TLD Group presented a panel discussion at the 7th Annual Meeting of American College of Healthcare Executives - NJ chapter (ACHE-NJ) in Atlantic City, NJ. The panelist made the case for the importance of bringing mindful practices into healthcare organizations to develop leaders' cognitive abilities to be more effective and compassionate. This panel provided a range of practices that have been shown to successfully calm one's mind and gain clarity in thinking, and provided suggestions for how to implement these practices into the organization. Click here to download the presentation.
Pictured above: (left) Chrisie Scott, SVP & Chief Marking Officer, Hackensack Meridian Health; Tracy Duberman, President & Founder, The Leadership Development Group; Home Nguyen, Founding CEO, MindKind Institute; Sharon Kelly, Counselor and Account Manager, Atlantic Health System (right)
HEALTH ECOSYSTEM HIGHLIGHTS
As a firm dedicated to developing leaders who inspire change and can execute business strategy across the health ecosystem, we invite you to review the following articles which explore how successful leaders within the subsectors of providers, pharmaceuticals, and payers, are addressing talent and engaging in strategies to align talent to execute strategy.
Five Leadership Traits Necessary for Physician Executives
Managed Healthcare Executive
With the constantly evolving and ever complex healthcare environment, physician executives are faced with new challenges they must overcome in order to effectively lead their organizations through the tumultuous changes sweeping the industry. These challenges require more than medical knowledge alone. This article in Managed Healthcare Executive outlines several leadership traits that physicians should foster in order to thrive to meet these challenges.
The Challenges Facing Pharmaceutical Leaders
The healthcare industry is in a state of reform whereby the focus has shifted toward patient-centered care and cross-sector collaboration in order to achieve the overarching mission of providing the highest quality patient experience. This article in PharmaVOICE outlines how the shift to a patient-focused model of healthcare impacts the methods pharmaceutical leaders must utilize in order to streamline the process of drug development - all while keeping patients' needs at the top of mind.
Key Strategies for Transitioning to Value-Based Care Payments
Health Payer Intelligence
Healthcare providers have begun to make the transition from the more traditional fee-for-service model of reimbursement toward value-based care payments, which places new demands on health payers to ensure the best health outcomes at the lowest cost to the patient.

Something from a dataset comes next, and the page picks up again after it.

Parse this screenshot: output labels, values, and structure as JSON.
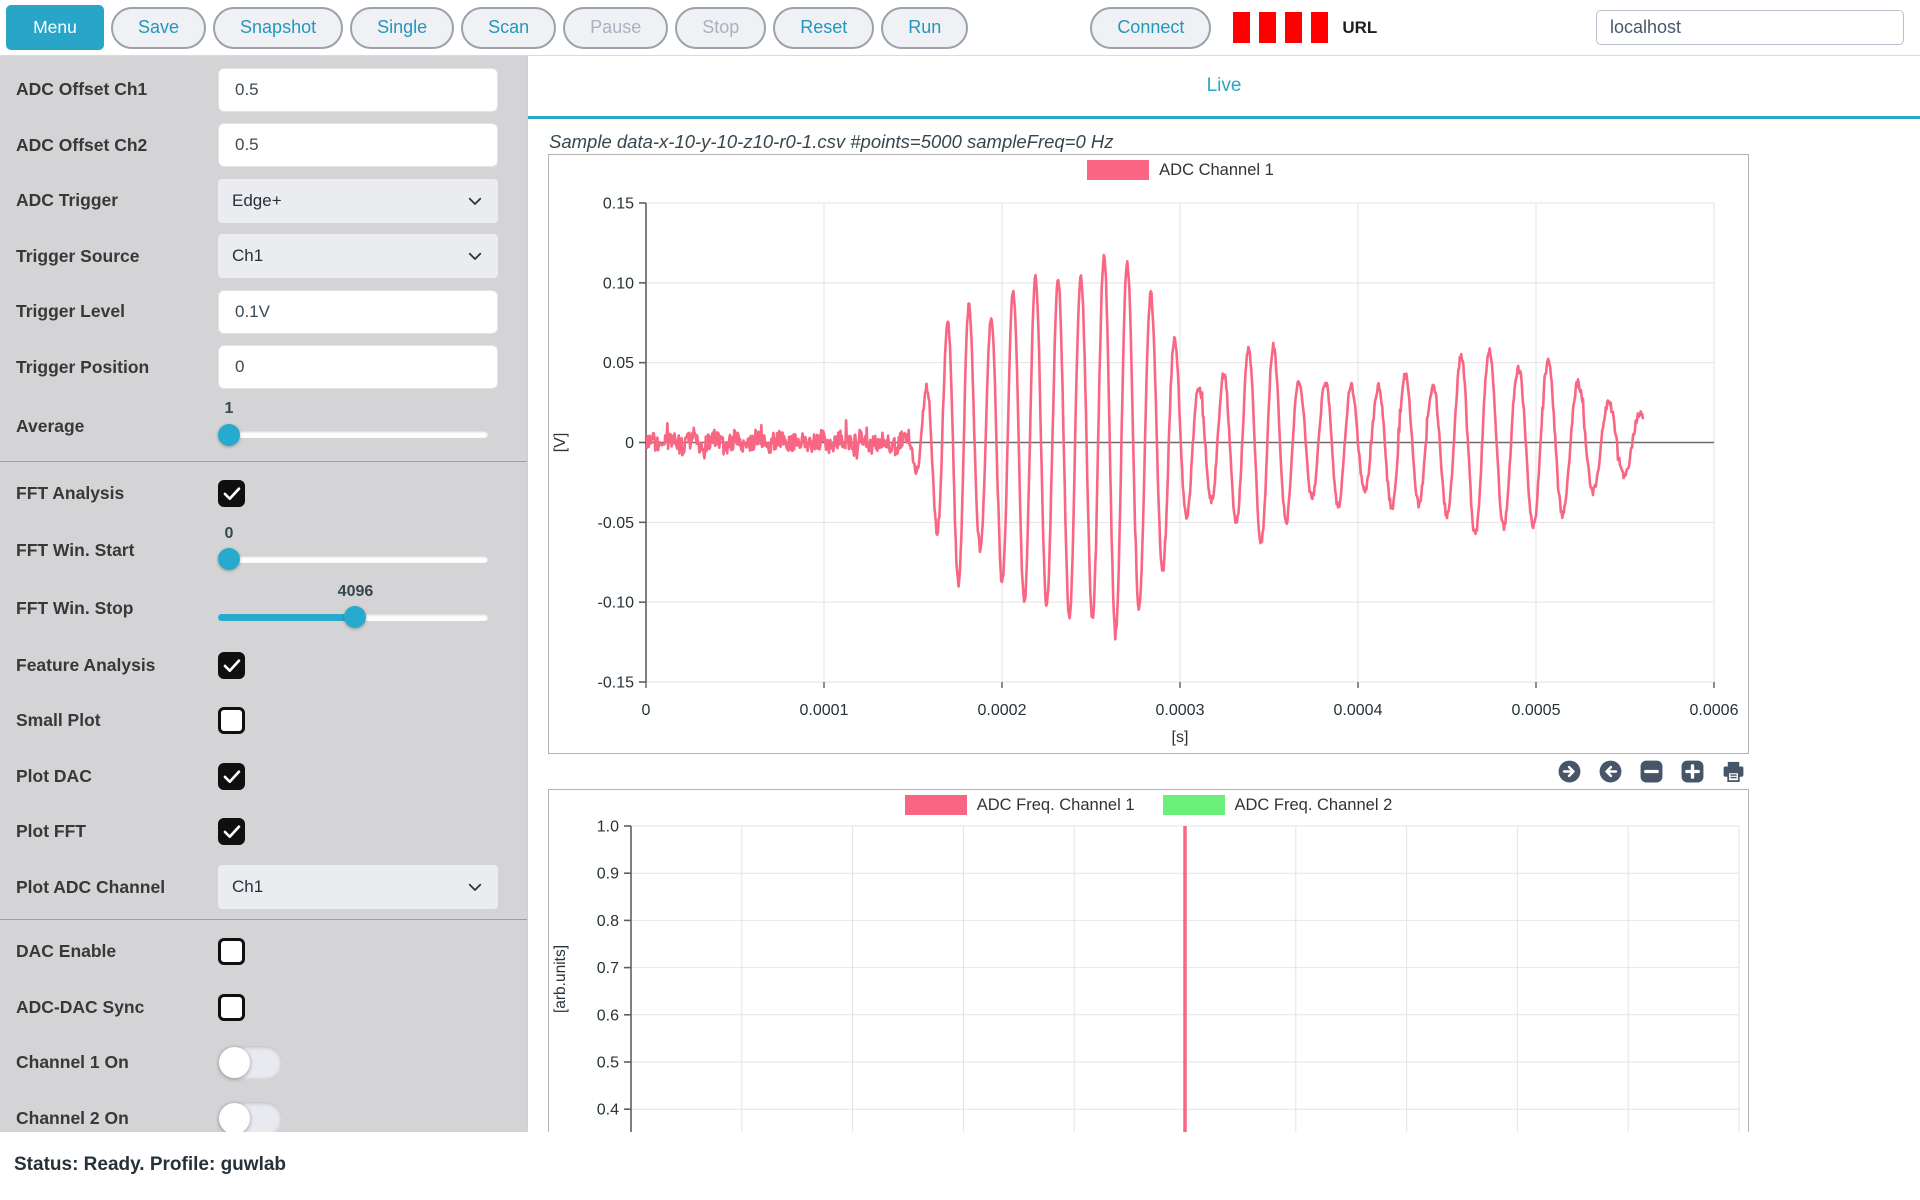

This article in Health Payer Intelligence discusses how health payers and providers can work in collaboration to successfully adapt to the shift toward value-based care.
Four Predictions for the Future of Healthcare
Managed Healthcare Executive
While it may seem like the individual healthcare sectors work as separate units, changes to the healthcare industry affect all industry sectors alike, as well as the way the sectors interact with and communicate with one another. What changes can provider, payer, and pharmaceutical leaders expect over the next coming years in the healthcare industry, and what can they do to prepare for these changes? This article in Managed Healthcare Executive outlines some predictions about what's coming down the pike in the healthcare industry, and some recommendations for how organizations can adapt.